Week in Review – 18 March 2016

Local Property News 
Property cooling measures in Singapore – to stay or go?
In hopes that property prices will rebound after cooling measures have been relaxed developers have been requesting for the government to relook at cooling measures. However, it might be too early to ease property cooling measures. According to Citi analysts, property prices in past cycles fell by over 10% before cooling measures were alleviated. With prices having dropped only 8.4 per cent as of Q4 2015 since the 2013 peak, there seems to be more room for price moderation in the property market.
Despite expecting a market rebound, analysts warn that property prices might continue decreasing due to weak demand. Slow economic growth, high household debt and increasing retrenchments have deterred buyers. According to a report by DTZ, there has been an 85% increase in properties put up for mortgagee sales in 2015, up from 47 properties in 2014, to 87 properties. This trend might be even more striking in the private property market as recent Housing and Development Board (HDB) measures appear to have reduced demand. Apart from revising the income ceiling for HDB housing grants up from $10,000 to $12,000 per month, HDB will also seek to provide greater flexibility in helping buyers with their third HDB housing loan.

Private property market records poor sales figures in February, expected to pick up in March
February saw the smallest number of units sold by developers in 14 months despite more units launched. According to the Urban Redevelopment Authority (URA), 301 units were sold in February 2016, a 6.8 per cent decrease compared to the 323 transactions in January. Year-on-year, February 2016 saw sales drop 22.8 per cent, down from 390 in February 2015.
Analysts expect numbers to pick up in March 2016, considering a number of project launches this month – including Cairnhill Nine and The Wisteria – have seen good sales figures. The Wisteria, launched last weekend, has sold 85 per cent of its 138 units. Similarly, Cairnhill Nine sold approximately 70 per cent of its 200 units.
Global Property News 
Rising demand for Filipino property 
According to Lamudi, a specialist on emerging property markets, greater internet penetration in Philippines has resulted in a rise in online property searches and queries. This has allowed the country to rise through the ranks and emerge as the 13th most popular country on TheMoveChannel.com, a global property website.  The country’s economic boom has also contributed to positive investor interest in the property market and consequently, greater demand for Filipino property. Boracay is an investment hotspot with the new airport slated to be completed this year, as well as launches of major property developments. 
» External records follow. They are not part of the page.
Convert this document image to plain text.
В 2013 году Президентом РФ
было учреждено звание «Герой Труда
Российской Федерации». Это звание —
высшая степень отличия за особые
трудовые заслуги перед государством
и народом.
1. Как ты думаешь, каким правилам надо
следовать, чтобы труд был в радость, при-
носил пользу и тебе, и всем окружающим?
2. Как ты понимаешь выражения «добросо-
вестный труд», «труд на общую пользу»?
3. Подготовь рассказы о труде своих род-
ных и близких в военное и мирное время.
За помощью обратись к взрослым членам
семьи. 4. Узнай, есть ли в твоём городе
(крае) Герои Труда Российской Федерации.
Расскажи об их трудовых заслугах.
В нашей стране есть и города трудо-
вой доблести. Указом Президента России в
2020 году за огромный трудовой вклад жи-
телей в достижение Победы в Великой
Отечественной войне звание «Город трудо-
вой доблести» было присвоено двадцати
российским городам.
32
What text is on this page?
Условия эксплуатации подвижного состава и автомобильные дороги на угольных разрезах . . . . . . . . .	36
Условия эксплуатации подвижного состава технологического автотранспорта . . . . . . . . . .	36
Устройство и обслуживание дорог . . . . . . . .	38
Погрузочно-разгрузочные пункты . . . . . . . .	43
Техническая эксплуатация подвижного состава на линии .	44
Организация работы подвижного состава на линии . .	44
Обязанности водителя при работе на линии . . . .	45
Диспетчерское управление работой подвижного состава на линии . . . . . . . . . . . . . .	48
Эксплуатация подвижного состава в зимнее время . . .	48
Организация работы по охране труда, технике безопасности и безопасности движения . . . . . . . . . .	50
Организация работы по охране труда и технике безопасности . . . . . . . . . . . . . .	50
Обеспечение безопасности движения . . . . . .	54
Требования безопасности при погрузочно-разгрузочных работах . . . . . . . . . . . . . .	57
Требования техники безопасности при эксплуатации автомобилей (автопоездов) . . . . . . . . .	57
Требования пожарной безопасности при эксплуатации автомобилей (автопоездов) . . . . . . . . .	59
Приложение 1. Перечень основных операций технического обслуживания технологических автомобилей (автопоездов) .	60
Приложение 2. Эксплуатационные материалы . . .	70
Singapore-based property firm set its sights on Bruneian investors 
SLP International revealed plans to increase its activity in Brunei due to the positive long-term prospects of the market. Brunei is seen as a long-term market because of the number of wealthy clients experienced in overseas property investment. Interest in overseas investment is strong due to the strong Brunei dollar, and the firm believes that there is still a significant number of wealthy clients who are open to investing in overseas property. 

More affordable homes in London 
To cope with the demands of a growing population, Boris Johnson, Mayor of London, has announced plans to increase housing supply, stimulate building and construct affordable homes in London. He is aiming to deliver 100,000 affordable homes before his term ends. This involves creating 11 new housing zones with more than 25,000 news homes across London, stretching from Havering to Kingston and Enfield, bringing the total number of housing zones planned in London to 31, and 77,000 new homes. 
Of the 77,000 new homes, 34 per cent will be affordable, with regeneration of main town centres, train station hubs and housing estates.

Strong passive income for property owners; luxury apartment market in New York slows
According to Bloomberg data, Palm Beach, Florida; Montecito, California; Indian River Shores, Florida; and Los Altos Hills, California are the top five cities in the United States where the rich need to do the least to grow their wealth.
69 per cent of households in Atherton, California earn some form of “passive income” – income requiring minimal effort including dividends and rental payments. These Atherton households bring in approximately US$177,773 per annum. 
While these areas are seeing strong performance in the property market, New York’s high-end residential market is slowing down. Sales volumes of high-end residences in New York decreased from 55 transactions two years ago to 47 in 2015 and industry watchers think the number might drop further in 2016. City officials say the slowing high-end residential market might be beneficial for the city, as land prices have deterred the construction of new rental apartments and offices, while also pricing out small businesses. Furthermore, 30 per cent of those who are renting apartments are devoting more than half their income to pay for housing and utilities.

Demand for low-end properties outweighing supply
In the United States, with job growth being steady, mortgage rates low and apartment rents setting record highs, millennials are shifting their focus to homeownership, if they can find a house. 
A persistent lack of lower-priced houses has led to demand outweighing supply, causing millennials to face an affordability crunch. Where inventory is stocking up for the higher-end market, buyers looking to purchase lower-end houses are facing the exact opposite. The shortage is most pressing for starter homes. For properties valued at US$250,000 and below, inventory was lower by 8.2 per cent in January 2016 compared to January 2015, according to thae National Association of Realtors.